After the Nov. 11 fire shut down a portion of I-10 near downtown, officials worried if demolition and replacement were needed, an approach that could take four to eight months. “This thing is going to have to come down,” Federal Highway Administration head Shailen Bhatt said upon initial visual inspection of the damage, according to a recollection by Ramon Hopkins, construction division chief for the California Dept. of Transportation (Caltrans).
Hopkins spoke at a virtual event Jan. 12 sponsored by BuildOUT California in collaboration with AGC of California and CALINFRA.
But samples taken from the highway deck, soffits and columns showed far less damage than feared, Hopkins noted.
That pared the fix time estimate down to eight weeks. The eventual determination that the amount of shoring of bents needed was half as much as initially thought further bolstered the reopening timeframe. Stress gauges and other instrumentation now show no deformation or vibrations under live traffic; the section carries about 300,000 vehicles daily.
Hopkins also credited emergency contractors Griffith Co. and Security Paving for swift mobilization. Griffith removed 154 truck loads of debris within 48 hours, he noted.
“It was 24/7 for seventy-two hours,” said Ben Walnum, senior project manager at Griffith.
Security Paving, which started with six hydraulic jacks, managed to secure an additional 30, also speeding the reopening, Hopkins added. The contractor developed a falsework plan within 10 hours and used 870,000 lb of beams, posts and steel to erect 54 falsework bents.
“It was all hands on deck,” said Brian Algren, Security Paving senior vice president, noting that personnel ramped up from 40 to 80 by the end of the first week. “We got the falsework up pretty quickly.”
Crews are installing 58 steel casings to brace the columns, with grouting or use of self-consolidating concrete to patch them up, he added. After that, workers will replace damaged concrete on the soffits. Algren estimated that two months’ worth of work remain on the column repairs. While it’s “less clear” how long the soffit repairs will take, he estimated all work will be done by June.
While the section reopened in eight days, an off-ramp took a a little longer. “Economic prosperity was a concern,” Hopkins said, noting the impact on businesses located nearby.

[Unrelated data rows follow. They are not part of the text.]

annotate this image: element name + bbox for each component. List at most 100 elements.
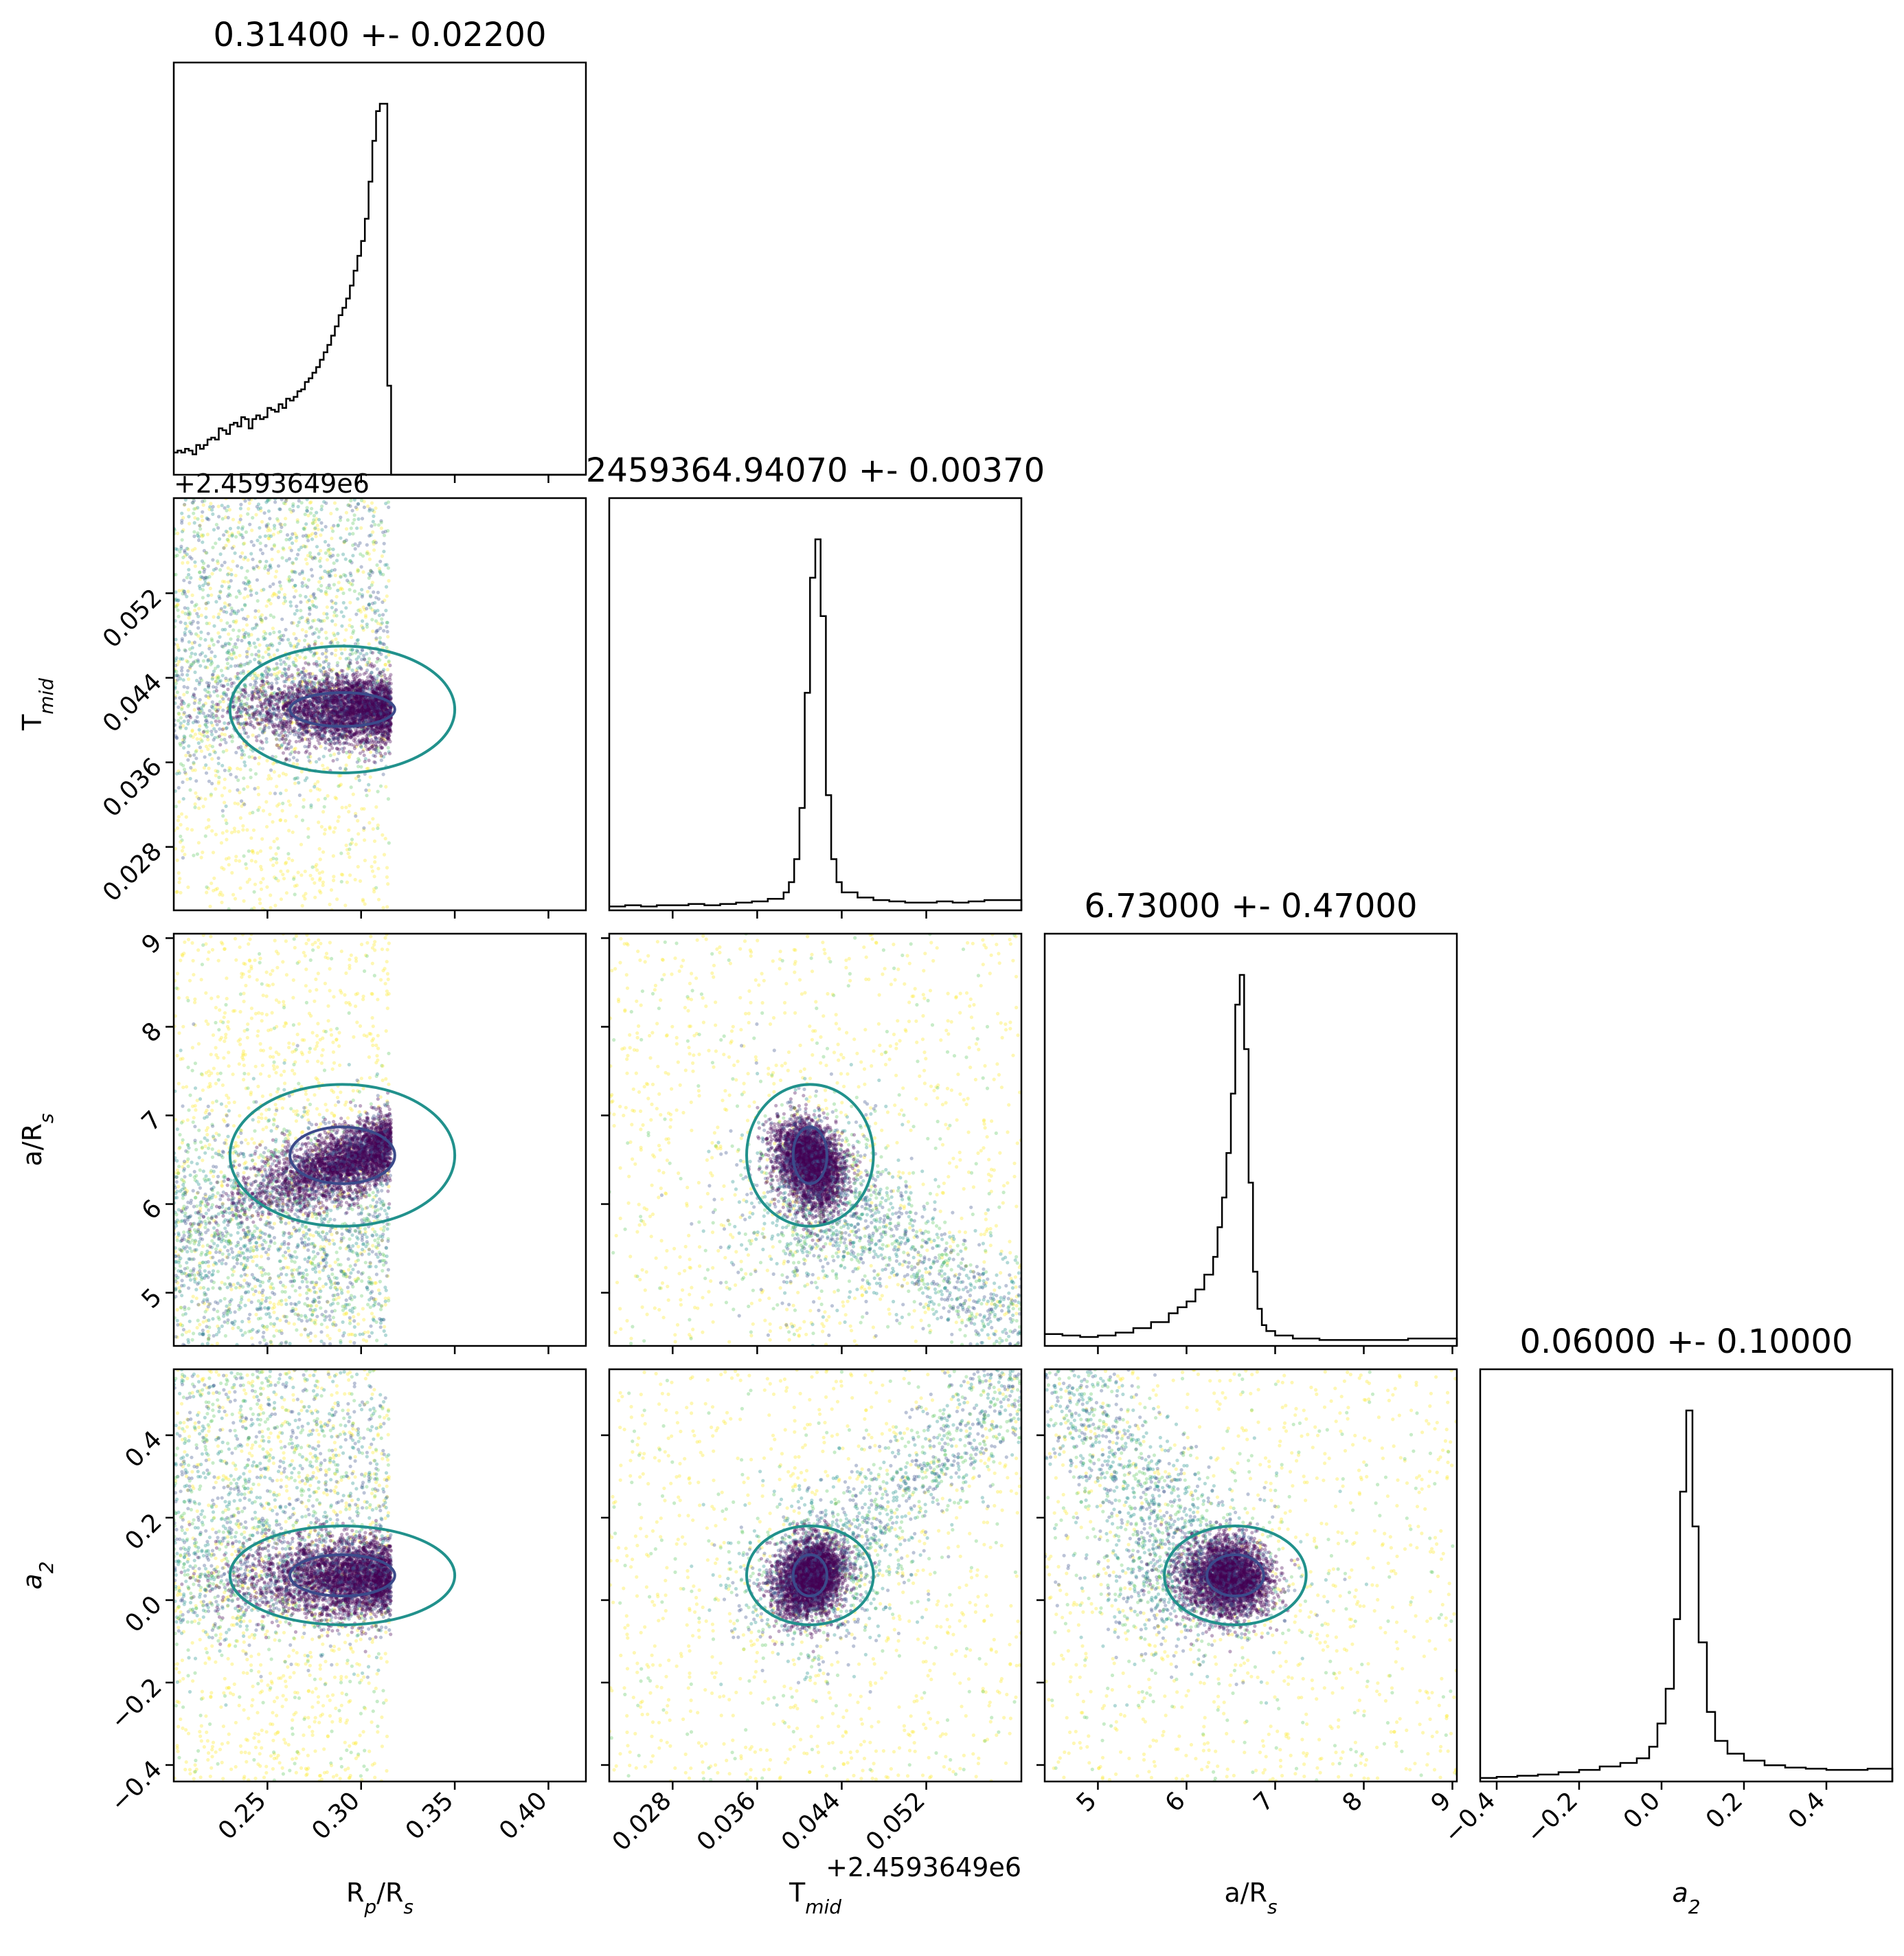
sample-point [386,691,390,695]
sample-point [317,517,321,522]
sample-point [265,672,269,676]
sample-point [192,762,196,766]
sample-point [376,826,380,831]
sample-point [238,653,242,657]
sample-point [230,870,234,875]
sample-point [369,568,373,573]
sample-point [272,875,277,879]
sample-point [378,784,383,788]
sample-point [369,710,373,714]
sample-point [199,577,203,581]
sample-point [191,501,195,505]
sample-point [261,655,265,660]
sample-point [269,673,273,677]
sample-point [315,868,319,872]
sample-point [293,583,297,587]
sample-point [207,621,212,626]
sample-point [288,600,293,604]
sample-point [360,648,364,652]
sample-point [229,606,234,610]
sample-point [385,625,389,629]
sample-point [308,690,312,695]
sample-point [324,636,328,640]
sample-point [201,503,205,507]
sample-point [245,704,249,708]
sample-point [251,851,256,855]
sample-point [264,523,269,528]
sample-point [282,877,286,881]
sample-point [236,530,240,535]
sample-point [179,544,183,548]
sample-point [317,552,321,556]
sample-point [348,587,352,592]
sample-point [339,668,343,673]
sample-point [353,877,357,881]
sample-point [211,512,215,517]
sample-point [379,754,383,758]
sample-point [205,720,209,724]
sample-point [212,624,216,628]
sample-point [367,557,372,561]
sample-point [287,579,291,583]
sample-point [204,550,208,555]
sample-point [272,544,276,548]
sample-point [295,604,299,609]
sample-point [339,734,343,739]
sample-point [370,869,375,873]
sample-point [298,616,302,620]
sample-point [302,678,307,683]
sample-point [197,701,201,705]
sample-point [281,546,285,550]
sample-point [321,684,325,688]
sample-point [302,712,306,716]
sample-point [298,723,302,727]
sample-point [258,559,262,563]
sample-point [177,711,181,715]
sample-point [330,651,334,655]
sample-point [260,837,264,841]
sample-point [324,704,328,709]
sample-point [181,592,185,596]
sample-point [271,532,275,537]
sample-point [267,682,271,686]
sample-point [284,517,288,521]
sample-point [210,723,215,728]
sample-point [316,798,321,802]
sample-point [344,527,349,531]
sample-point [317,788,322,792]
sample-point [175,690,179,695]
sample-point [325,612,329,616]
sample-point [330,599,334,603]
sample-point [338,587,343,592]
sample-point [279,529,283,534]
sample-point [346,503,350,507]
sample-point [288,715,293,719]
sample-point [268,710,272,714]
sample-point [221,708,225,712]
sample-point [332,567,337,572]
sample-point [193,768,197,772]
sample-point [356,609,361,613]
sample-point [384,785,388,789]
sample-point [231,544,236,549]
sample-point [272,769,276,774]
sample-point [277,743,281,747]
sample-point [263,726,267,730]
sample-point [292,682,297,686]
sample-point [223,515,227,519]
sample-point [276,846,280,850]
sample-point [218,589,223,594]
sample-point [290,578,294,582]
sample-point [258,526,262,530]
sample-point [199,533,203,537]
sample-point [285,701,289,705]
sample-point [191,721,195,725]
sample-point [179,716,183,720]
sample-point [205,516,209,520]
sample-point [196,533,200,537]
sample-point [367,821,372,825]
sample-point [310,877,315,881]
sample-point [275,666,279,671]
sample-point [328,586,332,590]
sample-point [177,614,181,618]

Work to reopen the section cost about $6 million, with total repair estimates ranging up to $10 million, said Hopkins. The federal government is expected to fully reimburse Caltrans, he added.
Caltrans uses an emergency contractor registry, and chose Griffith and Security Paving based on their proximity and ability to fill the required roles. The agency and contractors also used small, local and disadvantaged businesses as much as possible for such tasks as welding the bracing and addressing electrical systems, Hopkins said.
He also credited the union crews for being “tireless … agile and flexible.”